This is not a film without problems, but man does it succeed at it’s goals. It’s an incredibly fun and gritty piece of cinema history, with one of the strangest endings I’ve ever seen. Definitely worth watching if you like noir at all.

united states, 1955, english

ROBERT ALDRICH


Kiss Me Deadly

Now, this is a charming film. Flawed in so many ways, it still screams of originality and interest. This is classic noir; not particularly well done, perhaps a little too hard-boiled for its own good, but so much fun. Like a poor man’s The Maltese Falcon, only without the overwhelming talents of Humphrey Bogart or Dashiell Hammett to make it really sing. It reminds me a little bit of Sweet Smell of Success, without quite the same sparkling dialogue or over-the-top personality. All of that is to say, this is a fine film, a quality piece of noir, and not much else. On the other hand, it really doesn’t have to be, it does that more than well enough to be worth watching.

The story is straight pulp.
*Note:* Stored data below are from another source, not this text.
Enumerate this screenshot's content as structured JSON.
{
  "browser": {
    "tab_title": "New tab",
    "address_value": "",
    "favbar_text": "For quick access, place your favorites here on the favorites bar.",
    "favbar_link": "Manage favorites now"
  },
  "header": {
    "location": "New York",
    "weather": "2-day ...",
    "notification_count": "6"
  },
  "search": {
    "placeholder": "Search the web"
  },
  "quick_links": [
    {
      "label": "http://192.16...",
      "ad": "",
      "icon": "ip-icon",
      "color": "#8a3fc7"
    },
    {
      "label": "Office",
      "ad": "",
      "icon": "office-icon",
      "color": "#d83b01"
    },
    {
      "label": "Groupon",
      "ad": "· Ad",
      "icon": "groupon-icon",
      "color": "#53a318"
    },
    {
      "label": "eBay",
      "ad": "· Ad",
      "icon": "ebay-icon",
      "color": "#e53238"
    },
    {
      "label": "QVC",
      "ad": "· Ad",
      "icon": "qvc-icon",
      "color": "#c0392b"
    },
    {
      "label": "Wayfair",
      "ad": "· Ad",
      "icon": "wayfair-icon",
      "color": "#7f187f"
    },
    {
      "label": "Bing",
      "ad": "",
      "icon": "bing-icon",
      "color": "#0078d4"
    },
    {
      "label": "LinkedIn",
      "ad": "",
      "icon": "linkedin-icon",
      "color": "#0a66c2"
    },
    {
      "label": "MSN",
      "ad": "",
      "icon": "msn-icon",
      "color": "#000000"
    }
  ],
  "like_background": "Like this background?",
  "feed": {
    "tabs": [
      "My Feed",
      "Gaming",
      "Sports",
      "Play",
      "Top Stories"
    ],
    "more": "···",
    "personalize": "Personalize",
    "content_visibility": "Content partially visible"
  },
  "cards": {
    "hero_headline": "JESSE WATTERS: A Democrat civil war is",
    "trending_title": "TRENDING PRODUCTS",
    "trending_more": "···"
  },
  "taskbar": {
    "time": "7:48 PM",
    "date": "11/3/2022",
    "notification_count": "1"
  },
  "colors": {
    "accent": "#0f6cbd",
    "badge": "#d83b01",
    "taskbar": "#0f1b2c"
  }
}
Spillane’s great anti-hero Mike Hammer is running around getting into trouble and generally making a nuisance of himself. He’s big, mean, violent, and so dumb. While driving towards Los Angeles one night, he stops and picks up a hitchhiker who has recently escaped from a local mental institution. She’s wearing nothing except a trench coat and tells him that if they don’t make it to LA he should “Remember me.” Needless to say, they don’t make it. They’re stopped by a creepy black car that pushes them off a cliff. She’s dead, somehow he’s made it out alive, and now he wants answers. He starts poking his nose where it doesn’t belong and, before he knows it, he’s deep into a story that’s absolutely unbelievable. Along the way there are numerous moments of violence, some really bad people, some incredibly interesting twists, and one very shocking ending that I won’t even hint at. Before I saw the film I read that the ending was “nervy,” and I admit I had no expectations for what that could mean, but man they were right. This film has as nervy an ending as I can remember seeing for a genre picture from its time. It’s intense, and not at all where I thought the film would go.

The story is great like I said, and so is the cinematography. It’s absolutely classic Los Angeles from the 50’s, so full of iconic shots. It’s generally regarded as one of “the” Los Angeles films and I totally understand why, it revels in it’s sense of place. The essays I’ve seen praise Ralph Meeker’s acting and I’ll admit that it took me the entire film to see why, but in the end I get it. He’s perfect as the dumb brute of a man he’s portraying. I think I’m so used to seeing smart and capable private detectives that it was hard to accept that this is the story of a guy who is just angry and stupid enough to get to the bottom of things. He’s not supposed to have the slick coolness of a Bogart, or even a Ray Milland, he’s meant to be just a big clod running around making trouble with no idea of when he should stop. And he does that very, very well. The only other standout in the cast is Wesley Addy, who plays a tough cop that knows that Hammer is after and hopes he doesn’t find it. Everyone else is basically terrible, especially the women. They are all bad, varying from cloying to annoying with very little in-between. They are so uniformly terrible that I really didn’t even care what happened to them, which makes the ending oddly more satisfying than it might have otherwise been. Most of the acting isn’t great, but it really isn’t a problem, this definitely isn’t the kind of film where that matters.

So what kind of film is it? It’s bold, brash even. I’ve rarely seen a Hollywood genre film that took quite this many risks. It reminds me a bit of a much, much better made The Naked Kiss, without the insanity Samuel Fuller brought to his films. There is a tendency in modern films, especially those of M. Night Shyamalan, to have a “twist” ending. It’s become so common, in fact, that it’s completely trite. We go to those films expecting the twist, waiting for it, hoping to figure it out early so we can congratulate ourselves for own cleverness. But that’s all it’s good for, self-congratulation on our part and on the filmmakers part. This film, on the other hand, has an ending one could call a twist, but it’s so unpretentiously handled, and comes so out of the blue, that it doesn’t suffer from any of that self-aggrandizing tackiness that is so boring in some modern films. It’s quite an achievement, one that I think will sit in my mind for the next few days as I work it over. I’m excited to see how I feel about it then.